Machine vs Free Weights

Welcome back REPers!! Coach Christmas here with my thoughts on machine vs free weights training equipment and what to use to see quality results!!

First it’s important to note that whether you use free weights or machine based training equipment, you, your athletes or students will always be ahead of the person who doesn’t train at all!! We know strength training has numerous benefits; stronger bones and muscles, significant reduction in sickness, maintenance of a healthy weight and overall improved quality of life!

That said, when training many people have a preference for training with free weights instead of machines. This is probably because the thought process is that machines are for gym newbies. And sure, there’s some truth to it. Most gym machines have easy to follow instructions and a diagram that new gym goers can easily follow. I would argue free weights and machine exercises are equally effective for increasing muscle mass and strength. Let’s look at the benefits of both:


  • Versatility: free weights provide students and athletes the opportunity to not only develop strength but depending on the exercise, improved balance.
  • Efficiency: exercises like squats and deadlifts recruit over 200 muscles. More muscle recruitment is generally required with free weight exercises.

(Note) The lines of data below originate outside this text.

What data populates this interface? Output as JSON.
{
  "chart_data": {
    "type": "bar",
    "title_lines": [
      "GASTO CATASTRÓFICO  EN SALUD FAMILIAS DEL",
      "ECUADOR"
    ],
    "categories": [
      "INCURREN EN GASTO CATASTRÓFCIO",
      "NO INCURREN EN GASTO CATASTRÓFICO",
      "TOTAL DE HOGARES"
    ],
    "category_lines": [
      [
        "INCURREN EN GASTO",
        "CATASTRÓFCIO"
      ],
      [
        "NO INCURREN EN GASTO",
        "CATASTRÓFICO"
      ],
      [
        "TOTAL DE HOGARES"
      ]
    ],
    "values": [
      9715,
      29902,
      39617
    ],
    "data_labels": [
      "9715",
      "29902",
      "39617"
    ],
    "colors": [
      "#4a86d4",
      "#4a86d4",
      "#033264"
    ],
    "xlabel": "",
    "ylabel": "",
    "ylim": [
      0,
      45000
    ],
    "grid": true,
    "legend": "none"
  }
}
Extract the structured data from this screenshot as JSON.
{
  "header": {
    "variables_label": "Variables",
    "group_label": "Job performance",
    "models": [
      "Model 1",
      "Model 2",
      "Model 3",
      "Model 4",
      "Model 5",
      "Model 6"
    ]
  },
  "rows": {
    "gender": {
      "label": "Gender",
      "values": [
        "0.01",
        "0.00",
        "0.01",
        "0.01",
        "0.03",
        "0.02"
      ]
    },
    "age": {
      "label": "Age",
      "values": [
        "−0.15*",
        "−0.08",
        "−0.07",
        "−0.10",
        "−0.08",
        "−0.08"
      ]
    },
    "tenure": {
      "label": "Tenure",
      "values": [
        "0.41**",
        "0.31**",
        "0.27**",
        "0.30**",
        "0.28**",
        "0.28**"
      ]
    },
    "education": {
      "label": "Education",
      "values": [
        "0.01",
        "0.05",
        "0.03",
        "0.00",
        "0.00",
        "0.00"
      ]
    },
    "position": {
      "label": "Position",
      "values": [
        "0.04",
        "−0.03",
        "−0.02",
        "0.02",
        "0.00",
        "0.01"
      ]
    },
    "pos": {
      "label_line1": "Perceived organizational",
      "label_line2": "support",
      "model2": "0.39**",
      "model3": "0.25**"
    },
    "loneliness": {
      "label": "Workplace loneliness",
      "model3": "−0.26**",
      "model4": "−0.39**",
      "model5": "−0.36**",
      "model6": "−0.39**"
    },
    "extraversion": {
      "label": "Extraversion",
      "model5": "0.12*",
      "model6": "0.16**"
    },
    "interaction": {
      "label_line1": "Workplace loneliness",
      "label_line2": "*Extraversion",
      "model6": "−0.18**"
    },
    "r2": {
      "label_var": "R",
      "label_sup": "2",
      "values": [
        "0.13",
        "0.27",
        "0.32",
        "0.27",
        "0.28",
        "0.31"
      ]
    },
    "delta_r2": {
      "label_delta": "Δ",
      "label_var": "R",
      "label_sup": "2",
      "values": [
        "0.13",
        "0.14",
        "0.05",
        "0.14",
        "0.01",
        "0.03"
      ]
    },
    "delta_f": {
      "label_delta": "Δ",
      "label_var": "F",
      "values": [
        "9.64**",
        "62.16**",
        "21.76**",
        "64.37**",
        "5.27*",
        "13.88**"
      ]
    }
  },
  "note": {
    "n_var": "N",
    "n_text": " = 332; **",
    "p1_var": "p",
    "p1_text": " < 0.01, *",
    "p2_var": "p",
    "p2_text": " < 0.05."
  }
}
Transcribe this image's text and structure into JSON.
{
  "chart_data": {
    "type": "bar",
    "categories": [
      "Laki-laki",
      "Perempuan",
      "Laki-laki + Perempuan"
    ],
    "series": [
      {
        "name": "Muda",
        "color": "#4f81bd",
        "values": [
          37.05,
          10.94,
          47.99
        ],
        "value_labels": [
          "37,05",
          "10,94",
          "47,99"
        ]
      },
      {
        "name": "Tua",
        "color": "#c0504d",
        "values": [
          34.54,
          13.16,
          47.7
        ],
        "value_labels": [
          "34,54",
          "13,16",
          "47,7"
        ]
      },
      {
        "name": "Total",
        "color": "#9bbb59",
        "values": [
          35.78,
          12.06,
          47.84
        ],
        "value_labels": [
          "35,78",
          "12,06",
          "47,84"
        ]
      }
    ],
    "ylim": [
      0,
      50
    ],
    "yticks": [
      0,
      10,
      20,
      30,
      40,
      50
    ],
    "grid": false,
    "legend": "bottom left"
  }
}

More recruitment = more calories burned.
  • Portability: as it says in the name, free weights can be moved in so many different ways. You can even take it a step further and use free weights in different locations (workout in a park or a track).


  • Time efficient: machines require very little set up, providing students and athletes the opportunity to get right into their exercises.
  • Safety: as I mentioned before, most machines come with a diagram and instructions to help students and athletes understand how to operate it. This provides an additional level of safety for them.
  • Rehabilitation : many machines are a great regression for students and athletes dealing with injuries.

Free weights may feel more complex at first, due to an initial difficulty provided by relatively complex movements patterns.

With practice though- which serves to learn and preserve motor skills – free weight movements become “stable” too: keeping the weight in place becomes much easier, shout out to neural adaptations that maximize the efficiency of the movement, facilitating the recruitment of prime mover muscles.

Overall, it makes sense to keep exercises involving both complex (free weights) and less complex (machines) movement patterns as regular components of a routine, to maximize results.